To calculate the size of the gravitational force acting on the Earth due to the Sun, we can use the formula for gravitational force:

F = (G * m1 * m2) / r^2

Where:
F is the gravitational force
G is the gravitational constant (approximately 6.67430 × 10^-11 N(m/kg)^2)
m1 is the mass of the first object (in this case, the Earth)
m2 is the mass of the second object (in this case, the Sun)
r is the distance between the centers of the two objects

Given:
m1 (mass of Earth) = 5.98 × 10^24 kg
m2 (mass of Sun) = 1.99 × 10^30 kg
r (distance between Earth and Sun) = 150 million km = 150 × 10^9 meters

Plugging in the values into the formula:

F = (6.67430 × 10^-11 N(m/kg)^2) * (5.98 × 10^24 kg) * (1.99 × 10^30 kg) / (150 × 10^9 meters)^2

Calculating this equation:

F = (6.67430 × 10^-11 N(m/kg)^2) * (5.98 × 10^24 kg) * (1.99 × 10^30 kg) / 22500 × 10^18 meters^2

F ≈ 3.52 × 10^22 N

Therefore, the size of the gravitational force acting on the Earth due to the Sun is approximately 3.52 × 10^22 Newtons.
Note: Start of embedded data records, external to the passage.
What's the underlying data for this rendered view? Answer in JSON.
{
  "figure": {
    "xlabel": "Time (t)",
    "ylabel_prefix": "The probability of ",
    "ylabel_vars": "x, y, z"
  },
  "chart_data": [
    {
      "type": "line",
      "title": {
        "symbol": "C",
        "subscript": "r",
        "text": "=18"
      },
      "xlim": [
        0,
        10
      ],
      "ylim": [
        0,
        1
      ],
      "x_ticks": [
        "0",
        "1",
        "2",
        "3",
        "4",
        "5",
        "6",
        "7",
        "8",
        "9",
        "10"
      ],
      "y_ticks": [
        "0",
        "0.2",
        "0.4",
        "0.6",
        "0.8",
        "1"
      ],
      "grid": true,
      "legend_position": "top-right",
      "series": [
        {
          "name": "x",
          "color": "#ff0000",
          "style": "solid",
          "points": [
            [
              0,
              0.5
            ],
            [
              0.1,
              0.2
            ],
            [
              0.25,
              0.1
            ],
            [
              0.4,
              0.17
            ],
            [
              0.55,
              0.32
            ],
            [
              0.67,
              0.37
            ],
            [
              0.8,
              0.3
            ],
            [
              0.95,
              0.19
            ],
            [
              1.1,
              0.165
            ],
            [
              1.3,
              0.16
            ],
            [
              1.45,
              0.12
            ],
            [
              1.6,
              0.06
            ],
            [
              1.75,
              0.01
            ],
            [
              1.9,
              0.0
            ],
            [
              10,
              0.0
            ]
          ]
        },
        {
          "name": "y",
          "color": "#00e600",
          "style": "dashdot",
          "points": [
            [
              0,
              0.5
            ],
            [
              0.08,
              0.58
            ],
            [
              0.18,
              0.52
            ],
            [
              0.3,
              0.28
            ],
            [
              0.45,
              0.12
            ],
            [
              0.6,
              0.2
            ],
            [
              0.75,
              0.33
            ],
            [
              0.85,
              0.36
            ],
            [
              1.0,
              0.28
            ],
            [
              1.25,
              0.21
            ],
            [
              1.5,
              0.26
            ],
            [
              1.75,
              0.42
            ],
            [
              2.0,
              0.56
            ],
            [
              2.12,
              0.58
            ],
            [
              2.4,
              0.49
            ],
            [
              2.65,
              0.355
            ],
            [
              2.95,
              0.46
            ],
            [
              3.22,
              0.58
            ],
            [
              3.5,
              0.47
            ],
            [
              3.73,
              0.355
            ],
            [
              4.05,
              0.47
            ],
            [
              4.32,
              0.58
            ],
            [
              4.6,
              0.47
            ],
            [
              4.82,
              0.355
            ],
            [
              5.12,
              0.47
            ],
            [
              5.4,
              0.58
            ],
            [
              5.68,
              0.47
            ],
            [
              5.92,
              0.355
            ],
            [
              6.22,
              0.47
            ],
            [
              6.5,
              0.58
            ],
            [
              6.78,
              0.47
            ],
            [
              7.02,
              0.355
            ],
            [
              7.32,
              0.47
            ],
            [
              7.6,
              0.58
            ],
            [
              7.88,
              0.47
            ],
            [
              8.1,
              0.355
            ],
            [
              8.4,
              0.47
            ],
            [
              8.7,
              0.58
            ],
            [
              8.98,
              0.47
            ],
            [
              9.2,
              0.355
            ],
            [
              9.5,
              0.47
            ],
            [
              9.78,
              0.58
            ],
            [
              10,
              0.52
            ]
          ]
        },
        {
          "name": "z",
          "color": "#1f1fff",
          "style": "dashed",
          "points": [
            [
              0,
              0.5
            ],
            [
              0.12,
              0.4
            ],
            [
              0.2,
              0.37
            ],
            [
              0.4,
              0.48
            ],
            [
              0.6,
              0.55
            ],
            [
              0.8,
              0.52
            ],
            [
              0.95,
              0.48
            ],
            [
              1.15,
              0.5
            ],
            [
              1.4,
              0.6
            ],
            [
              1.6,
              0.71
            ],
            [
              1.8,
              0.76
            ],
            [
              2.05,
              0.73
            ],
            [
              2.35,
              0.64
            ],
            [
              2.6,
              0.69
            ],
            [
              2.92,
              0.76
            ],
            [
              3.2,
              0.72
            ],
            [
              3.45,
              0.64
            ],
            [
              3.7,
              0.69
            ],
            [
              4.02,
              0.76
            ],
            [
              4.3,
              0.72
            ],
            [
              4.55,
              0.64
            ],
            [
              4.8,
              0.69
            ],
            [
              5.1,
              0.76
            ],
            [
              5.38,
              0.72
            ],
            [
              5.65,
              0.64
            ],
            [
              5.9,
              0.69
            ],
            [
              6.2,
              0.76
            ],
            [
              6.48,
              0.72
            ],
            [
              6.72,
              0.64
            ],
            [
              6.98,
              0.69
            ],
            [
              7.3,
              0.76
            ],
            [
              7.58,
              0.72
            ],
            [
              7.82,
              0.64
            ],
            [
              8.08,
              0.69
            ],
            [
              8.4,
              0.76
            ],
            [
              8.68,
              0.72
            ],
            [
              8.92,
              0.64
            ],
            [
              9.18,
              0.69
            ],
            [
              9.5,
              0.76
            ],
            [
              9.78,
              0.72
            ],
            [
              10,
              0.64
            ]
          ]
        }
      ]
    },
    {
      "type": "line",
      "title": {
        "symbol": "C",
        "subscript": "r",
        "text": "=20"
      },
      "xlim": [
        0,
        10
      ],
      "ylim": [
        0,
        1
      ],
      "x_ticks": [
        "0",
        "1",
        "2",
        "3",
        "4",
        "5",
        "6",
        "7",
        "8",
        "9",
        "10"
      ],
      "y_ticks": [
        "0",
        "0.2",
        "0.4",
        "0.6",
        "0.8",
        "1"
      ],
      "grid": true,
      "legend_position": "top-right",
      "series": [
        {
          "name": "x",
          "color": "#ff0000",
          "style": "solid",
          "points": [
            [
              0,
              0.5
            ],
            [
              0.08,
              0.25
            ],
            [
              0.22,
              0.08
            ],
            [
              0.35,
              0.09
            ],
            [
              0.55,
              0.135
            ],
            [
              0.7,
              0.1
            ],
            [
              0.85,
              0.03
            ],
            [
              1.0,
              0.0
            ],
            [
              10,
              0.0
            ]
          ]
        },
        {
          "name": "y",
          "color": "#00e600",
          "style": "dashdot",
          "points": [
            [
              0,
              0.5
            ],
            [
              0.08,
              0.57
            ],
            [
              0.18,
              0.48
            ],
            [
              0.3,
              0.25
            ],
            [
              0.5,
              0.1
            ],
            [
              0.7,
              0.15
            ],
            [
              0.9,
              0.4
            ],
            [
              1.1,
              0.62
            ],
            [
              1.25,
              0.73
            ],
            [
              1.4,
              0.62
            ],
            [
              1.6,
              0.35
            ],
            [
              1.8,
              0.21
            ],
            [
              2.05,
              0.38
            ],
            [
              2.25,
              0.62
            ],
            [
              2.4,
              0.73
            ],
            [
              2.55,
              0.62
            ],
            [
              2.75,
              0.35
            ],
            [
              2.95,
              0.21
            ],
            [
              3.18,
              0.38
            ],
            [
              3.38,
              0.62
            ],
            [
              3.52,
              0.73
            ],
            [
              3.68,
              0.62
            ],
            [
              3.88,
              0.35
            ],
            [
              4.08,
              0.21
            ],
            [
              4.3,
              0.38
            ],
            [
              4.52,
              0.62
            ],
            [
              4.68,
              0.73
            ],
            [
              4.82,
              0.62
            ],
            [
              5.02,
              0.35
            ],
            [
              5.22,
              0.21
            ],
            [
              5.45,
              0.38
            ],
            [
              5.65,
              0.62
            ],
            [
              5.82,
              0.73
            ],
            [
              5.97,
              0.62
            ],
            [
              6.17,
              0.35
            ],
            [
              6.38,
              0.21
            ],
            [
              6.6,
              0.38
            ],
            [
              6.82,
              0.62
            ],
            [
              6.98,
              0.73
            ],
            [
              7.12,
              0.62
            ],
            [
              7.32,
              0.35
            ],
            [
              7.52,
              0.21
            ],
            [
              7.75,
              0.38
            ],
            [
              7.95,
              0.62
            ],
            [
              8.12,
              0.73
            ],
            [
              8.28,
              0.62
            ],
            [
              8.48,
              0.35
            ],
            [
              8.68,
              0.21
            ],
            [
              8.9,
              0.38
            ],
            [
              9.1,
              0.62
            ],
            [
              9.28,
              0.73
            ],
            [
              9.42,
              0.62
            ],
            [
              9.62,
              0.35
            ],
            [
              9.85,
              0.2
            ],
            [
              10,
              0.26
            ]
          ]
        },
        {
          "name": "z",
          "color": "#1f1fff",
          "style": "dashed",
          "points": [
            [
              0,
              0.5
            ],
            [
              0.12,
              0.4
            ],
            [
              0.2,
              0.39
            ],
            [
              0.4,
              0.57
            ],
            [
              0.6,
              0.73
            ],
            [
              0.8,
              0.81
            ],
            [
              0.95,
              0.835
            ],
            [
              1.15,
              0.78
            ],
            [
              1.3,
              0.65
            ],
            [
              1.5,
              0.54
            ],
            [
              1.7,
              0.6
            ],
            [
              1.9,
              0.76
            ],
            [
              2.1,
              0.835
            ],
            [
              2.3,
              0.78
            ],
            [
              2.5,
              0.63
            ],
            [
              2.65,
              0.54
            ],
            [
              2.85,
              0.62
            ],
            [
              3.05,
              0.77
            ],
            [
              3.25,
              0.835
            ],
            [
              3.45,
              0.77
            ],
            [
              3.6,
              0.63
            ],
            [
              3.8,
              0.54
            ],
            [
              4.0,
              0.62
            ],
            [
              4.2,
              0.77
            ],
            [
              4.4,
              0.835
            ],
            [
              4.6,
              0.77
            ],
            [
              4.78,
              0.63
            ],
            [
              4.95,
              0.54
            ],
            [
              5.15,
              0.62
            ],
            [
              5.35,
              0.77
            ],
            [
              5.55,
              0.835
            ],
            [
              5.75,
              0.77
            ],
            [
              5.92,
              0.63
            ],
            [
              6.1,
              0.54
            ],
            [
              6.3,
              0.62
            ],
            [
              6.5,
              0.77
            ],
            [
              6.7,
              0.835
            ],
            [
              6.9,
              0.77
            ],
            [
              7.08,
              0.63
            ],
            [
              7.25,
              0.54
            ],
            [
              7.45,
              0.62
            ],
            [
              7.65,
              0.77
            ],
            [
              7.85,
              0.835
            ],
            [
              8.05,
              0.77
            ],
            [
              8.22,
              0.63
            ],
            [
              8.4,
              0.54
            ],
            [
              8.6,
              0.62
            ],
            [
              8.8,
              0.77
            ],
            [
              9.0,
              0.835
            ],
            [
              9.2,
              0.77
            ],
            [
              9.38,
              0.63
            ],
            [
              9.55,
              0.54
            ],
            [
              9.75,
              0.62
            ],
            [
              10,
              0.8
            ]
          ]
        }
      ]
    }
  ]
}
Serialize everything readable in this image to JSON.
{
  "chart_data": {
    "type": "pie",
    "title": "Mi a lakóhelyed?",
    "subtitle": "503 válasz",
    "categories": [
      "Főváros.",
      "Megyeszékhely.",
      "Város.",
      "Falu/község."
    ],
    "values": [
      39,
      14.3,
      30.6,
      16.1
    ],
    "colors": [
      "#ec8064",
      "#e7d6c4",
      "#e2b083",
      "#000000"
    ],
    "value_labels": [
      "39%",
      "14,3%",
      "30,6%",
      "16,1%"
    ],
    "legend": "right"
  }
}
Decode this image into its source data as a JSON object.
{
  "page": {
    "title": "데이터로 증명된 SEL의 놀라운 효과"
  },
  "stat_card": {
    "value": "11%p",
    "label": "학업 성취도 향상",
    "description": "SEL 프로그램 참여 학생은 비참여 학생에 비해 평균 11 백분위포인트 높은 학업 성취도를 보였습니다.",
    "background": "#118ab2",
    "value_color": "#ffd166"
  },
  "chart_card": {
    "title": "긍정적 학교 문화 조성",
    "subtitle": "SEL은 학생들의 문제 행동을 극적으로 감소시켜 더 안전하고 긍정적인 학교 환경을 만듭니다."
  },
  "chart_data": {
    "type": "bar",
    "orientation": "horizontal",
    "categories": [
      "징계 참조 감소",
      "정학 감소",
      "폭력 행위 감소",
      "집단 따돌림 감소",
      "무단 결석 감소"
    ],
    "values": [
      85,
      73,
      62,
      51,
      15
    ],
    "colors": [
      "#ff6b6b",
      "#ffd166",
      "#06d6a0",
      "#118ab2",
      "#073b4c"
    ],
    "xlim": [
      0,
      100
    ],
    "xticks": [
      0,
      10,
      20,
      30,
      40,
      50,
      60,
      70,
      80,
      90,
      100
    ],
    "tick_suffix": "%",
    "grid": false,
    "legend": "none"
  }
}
To calculate the size of the gravitational force acting on the Earth due to the Sun, we can use Newton's law of universal gravitation:

F = G * (m1 * m2) / r^2

Where:
F is the gravitational force between two objects,
G is the gravitational constant (6.67430 × 10^-11 m^3 kg^-1 s^-2),
m1 and m2 are the masses of the two objects, and
r is the distance between the centers of the two objects.

In this case, the mass of the Earth (m1) is 5.98 × 10^24 kg, the mass of the Sun (m2) is 1.99 × 10^30 kg, and the distance between the centers of the Earth and the Sun (r) is 150 million km.

First, we need to convert the distance from kilometers to meters:
r = 150 million km * 1000 m/km = 150 billion meters.

Now we can plug the values into the formula to calculate the gravitational force:

F = (6.67430 × 10^-11 m^3 kg^-1 s^-2) * (5.98 × 10^24 kg) * (1.99 × 10^30 kg) / (150 billion meters)^2

Calculating this expression will give you the size of the gravitational force acting on the Earth due to the Sun.